Table 3. Oxide values for one sample from dome complex in Gwynn Canyon (see map below)

Sample	SiO₂	Al₂O₃	CaO	Fe₂O₃	K₂O	MgO	MnO	Na₂O	TiO₂
092813-2-2-2	75.709	11.375	0.608	1.265	6.037	0	0.094	4.456	0.206
RGM1-S4	74.501	12.051	1.505	2.294	5.182	0	0.053	3.874	0.293

Sr, Rb, and Zr concentration plot of the Gwynn Canyon and Mule Creek sources. Note the genetic similarity.

On this date Jeff Ferguson and I re-surveyed the Gwynn/Ewe Canyon area and Feathery Hill and collected more samples. The location and general character of the Feathery Hill locality eroding into Ewe Canyon was confirmed, but another locality to the northwest above Negrito Creek in Gwynn Canyon was located that produced artifact quality marekanites. Initial survey of Gwynn Canyon above this locality at UTM 12S 0728596/3713894 ± 3m, indicated that no obsidian was present in Gwynn Canyon. Below the above noted locality however, abundant marekanites are entering Negrito Creek in Gwynn Canyon and possibly eroding into upper San Francisco River. This locality is a dome complex consisting of perlitic lava near the military crest of the domes with a thin lahar below. While no marekanites were found in-situ in the perlite, there were marekanites in the perlitic sand eroding directly from the perlitic lava. The marekanites up to about 30 mm down to pea size were found in a small wash eroding into Negrito Creek. The Feathery Hill obsidian erodes south through Ewe Canyon, while the obsidian in Gwynn Canyon is eroding west through Negrito Creek potentially into the San Francisco River system (see map below).
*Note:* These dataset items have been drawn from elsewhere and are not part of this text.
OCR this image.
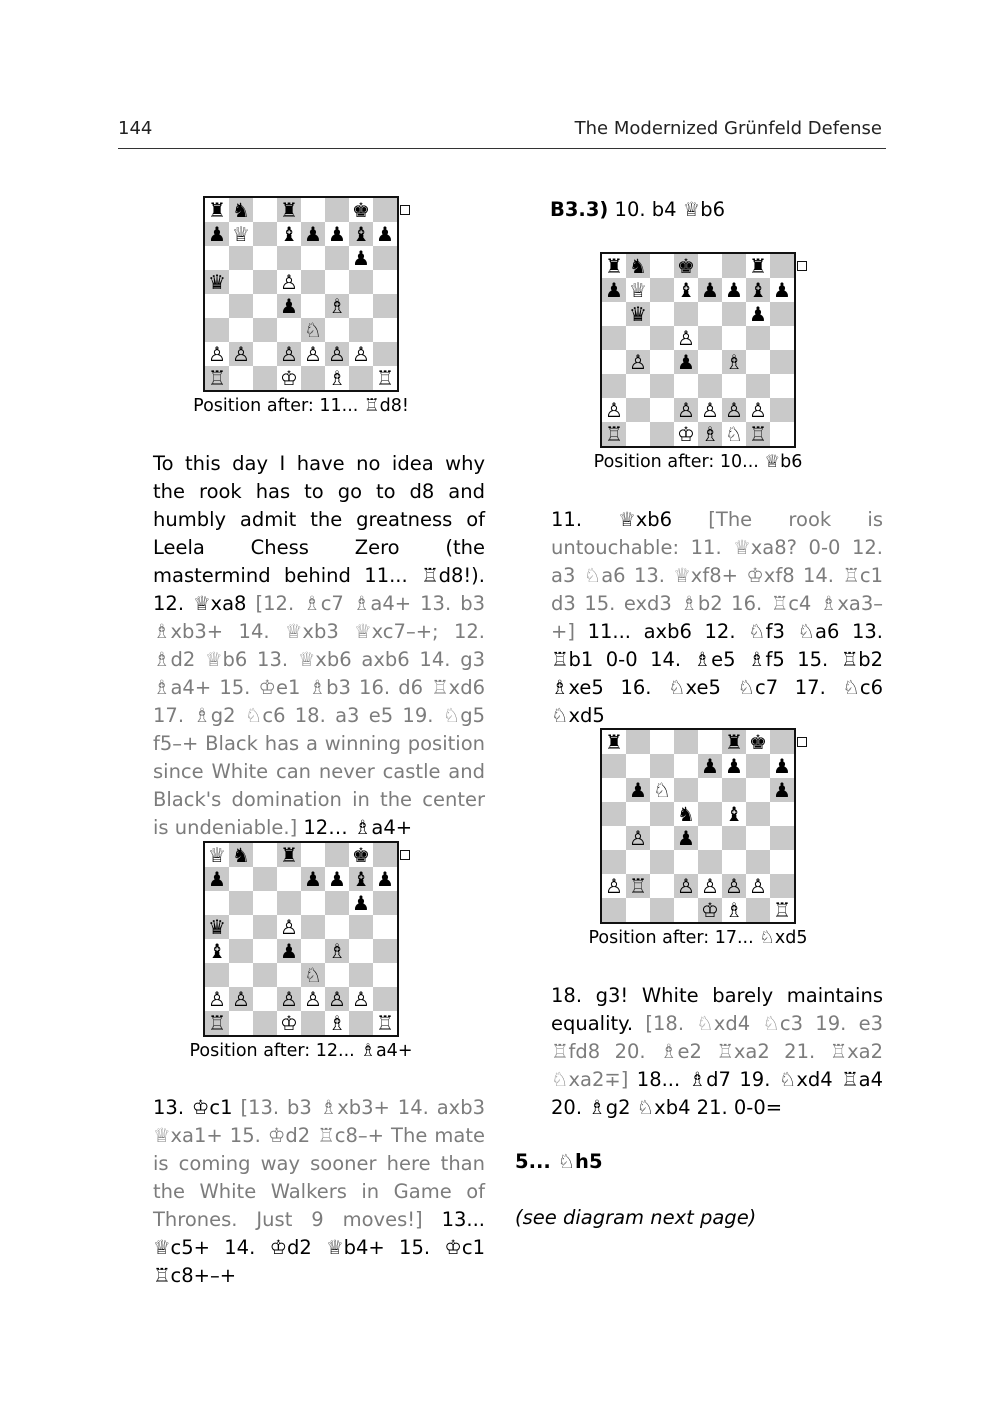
144	The Modernized Grünfeld Defense
♜ ♞ ♜	♚
♟ ♕ ♝ ♟ ♟ ♝ ♟
♟
♛	♙
♟ ♗
♘
♙ ♙ ♙ ♙ ♙ ♙
♖	♔ ♗ ♖
Position after: 11... ♖d8!

To this day I have no idea why the rook has to go to d8 and humbly admit the greatness of Leela Chess Zero (the mastermind behind 11... ♖d8!). 12. ♕xa8 [12. ♗c7 ♗a4+ 13. b3 ♗xb3+ 14. ♕xb3 ♕xc7–+; 12. ♗d2 ♕b6 13. ♕xb6 axb6 14. g3 ♗a4+ 15. ♔e1 ♗b3 16. d6 ♖xd6 17. ♗g2 ♘c6 18. a3 e5 19. ♘g5 f5–+ Black has a winning position since White can never castle and Black's domination in the center is undeniable.] 12… ♗a4+

♕ ♞ ♜	♚
♟	♟ ♟ ♝ ♟
♟
♛	♙
♝	♟ ♗
♘
♙ ♙ ♙ ♙ ♙ ♙
♖	♔ ♗ ♖
Position after: 12... ♗a4+

13. ♔c1 [13. b3 ♗xb3+ 14. axb3 ♕xa1+ 15. ♔d2 ♖c8–+ The mate is coming way sooner here than the White Walkers in Game of Thrones. Just 9 moves!] 13... ♕c5+ 14. ♔d2 ♕b4+ 15. ♔c1 ♖c8+–+

B3.3) 10. b4 ♕b6
♜ ♞ ♚	♜
♟ ♕ ♝ ♟ ♟ ♝ ♟
♛	♟
♙
♙ ♟ ♗
♙	♙ ♙ ♙ ♙
♖	♔ ♗ ♘ ♖
Position after: 10... ♕b6

11. ♕xb6 [The rook is untouchable: 11. ♕xa8? 0-0 12. a3 ♘a6 13. ♕xf8+ ♔xf8 14. ♖c1 d3 15. exd3 ♗b2 16. ♖c4 ♗xa3–+] 11... axb6 12. ♘f3 ♘a6 13. ♖b1 0-0 14. ♗e5 ♗f5 15. ♖b2 ♗xe5 16. ♘xe5 ♘c7 17. ♘c6 ♘xd5

♜	♜ ♚
♟ ♟ ♟
♟ ♘	♟
♞ ♝
♙ ♟
♙ ♖ ♙ ♙ ♙ ♙
♔ ♗ ♖
Position after: 17... ♘xd5

18. g3! White barely maintains equality. [18. ♘xd4 ♘c3 19. e3 ♖fd8 20. ♗e2 ♖xa2 21. ♖xa2 ♘xa2∓] 18... ♗d7 19. ♘xd4 ♖a4 20. ♗g2 ♘xb4 21. 0-0=

5... ♘h5
(see diagram next page)
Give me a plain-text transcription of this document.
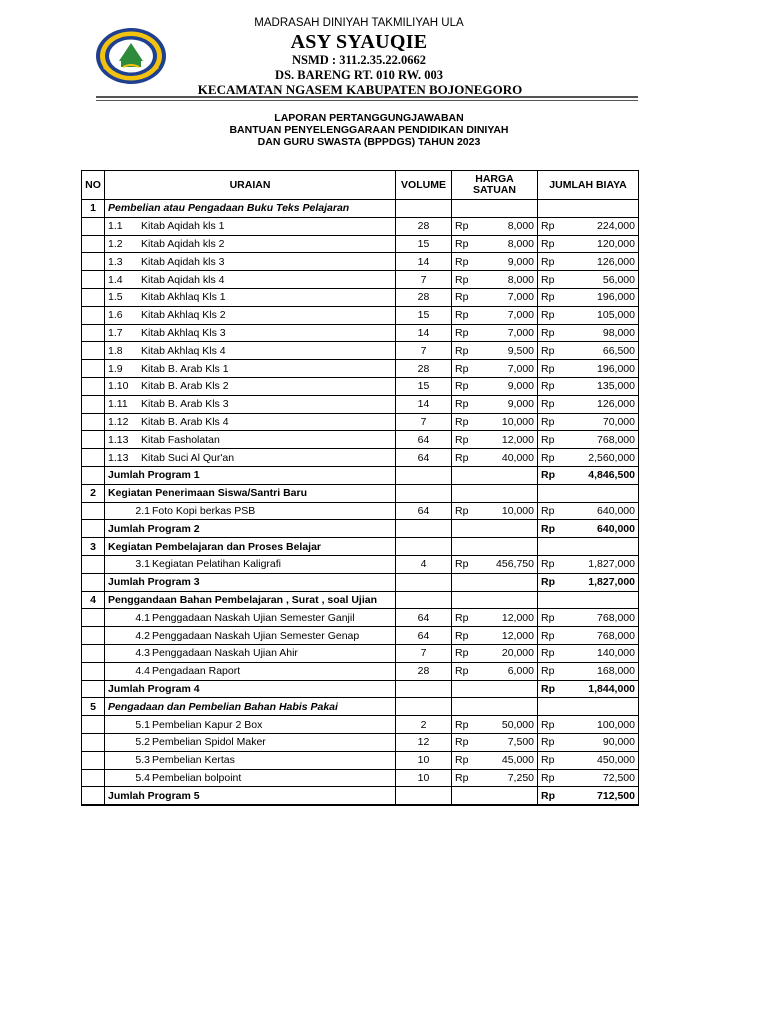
MADRASAH DINIYAH TAKMILIYAH ULA
ASY SYAUQIE
NSMD : 311.2.35.22.0662
DS. BARENG RT. 010 RW. 003
KECAMATAN NGASEM KABUPATEN BOJONEGORO
LAPORAN PERTANGGUNGJAWABAN
BANTUAN PENYELENGGARAAN PENDIDIKAN DINIYAH
DAN GURU SWASTA (BPPDGS) TAHUN 2023
NO	URAIAN	VOLUME	HARGA
SATUAN	JUMLAH BIAYA
1	Pembelian atau Pengadaan Buku Teks Pelajaran			
	1.1 Kitab Aqidah kls 1	28	Rp 8,000	Rp 224,000

	1.2 Kitab Aqidah kls 2	15	Rp 8,000	Rp 120,000

	1.3 Kitab Aqidah kls 3	14	Rp 9,000	Rp 126,000

	1.4 Kitab Aqidah kls 4	7	Rp 8,000	Rp 56,000

	1.5 Kitab Akhlaq Kls 1	28	Rp 7,000	Rp 196,000

	1.6 Kitab Akhlaq Kls 2	15	Rp 7,000	Rp 105,000

	1.7 Kitab Akhlaq Kls 3	14	Rp 7,000	Rp 98,000

	1.8 Kitab Akhlaq Kls 4	7	Rp 9,500	Rp 66,500

	1.9 Kitab B. Arab Kls 1	28	Rp 7,000	Rp 196,000

	1.10 Kitab B. Arab Kls 2	15	Rp 9,000	Rp 135,000

	1.11 Kitab B. Arab Kls 3	14	Rp 9,000	Rp 126,000

	1.12 Kitab B. Arab Kls 4	7	Rp 10,000	Rp 70,000

	1.13 Kitab Fasholatan	64	Rp 12,000	Rp 768,000

	1.13 Kitab Suci Al Qur'an	64	Rp 40,000	Rp 2,560,000

	Jumlah Program 1			Rp 4,846,500

2	Kegiatan Penerimaan Siswa/Santri Baru			
	2.1 Foto Kopi berkas PSB	64	Rp 10,000	Rp 640,000

	Jumlah Program 2			Rp 640,000

3	Kegiatan Pembelajaran dan Proses Belajar			
	3.1 Kegiatan Pelatihan Kaligrafi	4	Rp 456,750	Rp 1,827,000

	Jumlah Program 3			Rp 1,827,000

4	Penggandaan Bahan Pembelajaran , Surat , soal Ujian			
	4.1 Penggadaan Naskah Ujian Semester Ganjil	64	Rp 12,000	Rp 768,000

	4.2 Penggadaan Naskah Ujian Semester Genap	64	Rp 12,000	Rp 768,000

	4.3 Penggadaan Naskah Ujian Ahir	7	Rp 20,000	Rp 140,000

	4.4 Pengadaan Raport	28	Rp 6,000	Rp 168,000

	Jumlah Program 4			Rp 1,844,000

5	Pengadaan dan Pembelian Bahan Habis Pakai			
	5.1 Pembelian Kapur 2 Box	2	Rp 50,000	Rp 100,000

	5.2 Pembelian Spidol Maker	12	Rp 7,500	Rp 90,000

	5.3 Pembelian Kertas	10	Rp 45,000	Rp 450,000

	5.4 Pembelian bolpoint	10	Rp 7,250	Rp 72,500

	Jumlah Program 5			Rp 712,500
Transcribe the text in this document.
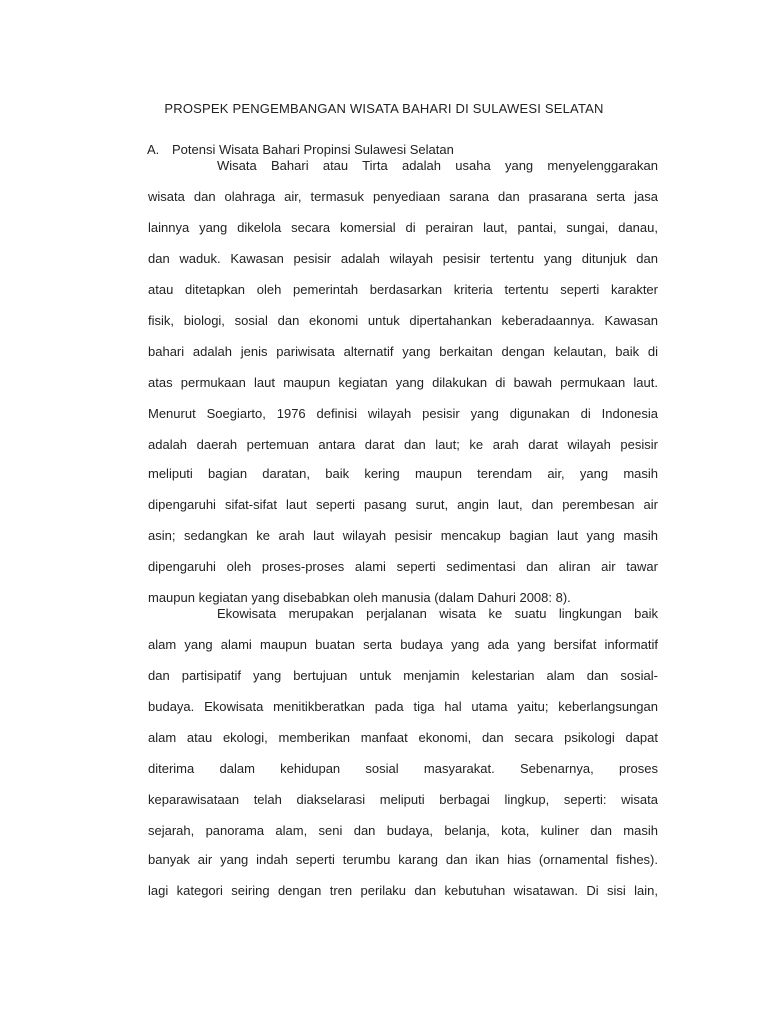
PROSPEK PENGEMBANGAN WISATA BAHARI DI SULAWESI SELATAN
A. Potensi Wisata Bahari Propinsi Sulawesi Selatan
Wisata Bahari atau Tirta adalah usaha yang menyelenggarakan
wisata dan olahraga air, termasuk penyediaan sarana dan prasarana serta jasa
lainnya yang dikelola secara komersial di perairan laut, pantai, sungai, danau,
dan waduk. Kawasan pesisir adalah wilayah pesisir tertentu yang ditunjuk dan
atau ditetapkan oleh pemerintah berdasarkan kriteria tertentu seperti karakter
fisik, biologi, sosial dan ekonomi untuk dipertahankan keberadaannya. Kawasan
bahari adalah jenis pariwisata alternatif yang berkaitan dengan kelautan, baik di
atas permukaan laut maupun kegiatan yang dilakukan di bawah permukaan laut.
Menurut Soegiarto, 1976 definisi wilayah pesisir yang digunakan di Indonesia
adalah daerah pertemuan antara darat dan laut; ke arah darat wilayah pesisir
meliputi bagian daratan, baik kering maupun terendam air, yang masih
dipengaruhi sifat-sifat laut seperti pasang surut, angin laut, dan perembesan air
asin; sedangkan ke arah laut wilayah pesisir mencakup bagian laut yang masih
dipengaruhi oleh proses-proses alami seperti sedimentasi dan aliran air tawar
maupun kegiatan yang disebabkan oleh manusia (dalam Dahuri 2008: 8).
Ekowisata merupakan perjalanan wisata ke suatu lingkungan baik
alam yang alami maupun buatan serta budaya yang ada yang bersifat informatif
dan partisipatif yang bertujuan untuk menjamin kelestarian alam dan sosial-
budaya. Ekowisata menitikberatkan pada tiga hal utama yaitu; keberlangsungan
alam atau ekologi, memberikan manfaat ekonomi, dan secara psikologi dapat
diterima dalam kehidupan sosial masyarakat. Sebenarnya, proses
keparawisataan telah diakselarasi meliputi berbagai lingkup, seperti: wisata
sejarah, panorama alam, seni dan budaya, belanja, kota, kuliner dan masih
banyak air yang indah seperti terumbu karang dan ikan hias (ornamental fishes).
lagi kategori seiring dengan tren perilaku dan kebutuhan wisatawan. Di sisi lain,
The elemental composition between these localities is similar (see Tables 1 and 2). A perlite sample analyzed from the dome complex on the north side of Gwynn Canyon is well within the range of variability indicating that the marekanites recovered are from the same magma source, although none were located in-situ.

The 2013 collection also expanded the character (opacity, sphericity) of these marekanites at the source. All of the marekanites from both localities are sub-rounded. A few of the samples from Feathery Hill are entirely mahogany to black/mahogany, not seen in the earlier collections or noticed in the archaeological record. The character varies from nearly opaque black to nearly transparent with black banding. There is no detectable elemental differences between colors.

Findlow, F.J., and M. Bolognese, 1982, A preliminary analysis of prehistoric obsidian use within the Mogollon area. In P.H. Beckett (Ed.) Mogollon Archaeology: Proceedings of the 1980 Mogollon Conference, pp. 297-316. Ramona, California: Acoma Press.

Hughes, R.E., 1988, Archaeological significance of geochemical contrasts among southwestern New Mexico obsidians. Texas Journal of Science 40:297-307.

Ratté, J.C., R.F. Marvin, and C.W. Naeser, 1984, Calderas and ash flow tuffs of the Mogollon Mountains, southwestern New Mexico. Journal of Geophysical Research 89:87113-8732.

Shackley, M.S., 1988, Sources of archaeological obsidian in the Southwest: an archaeological, petrological, and geochemical study. American Antiquity 53:752-772.

Shackley, M.S., 2005, Obsidian: Geology and Archaeology in the North American Southwest. Tucson: University of Arizona Press.

Weber, R.H., and M.E. Willard, 1959, Reconnaissance geologic map of Mogollon 30 minute quadrangle. New Mexico Institute of Mining and Technology, Socorro.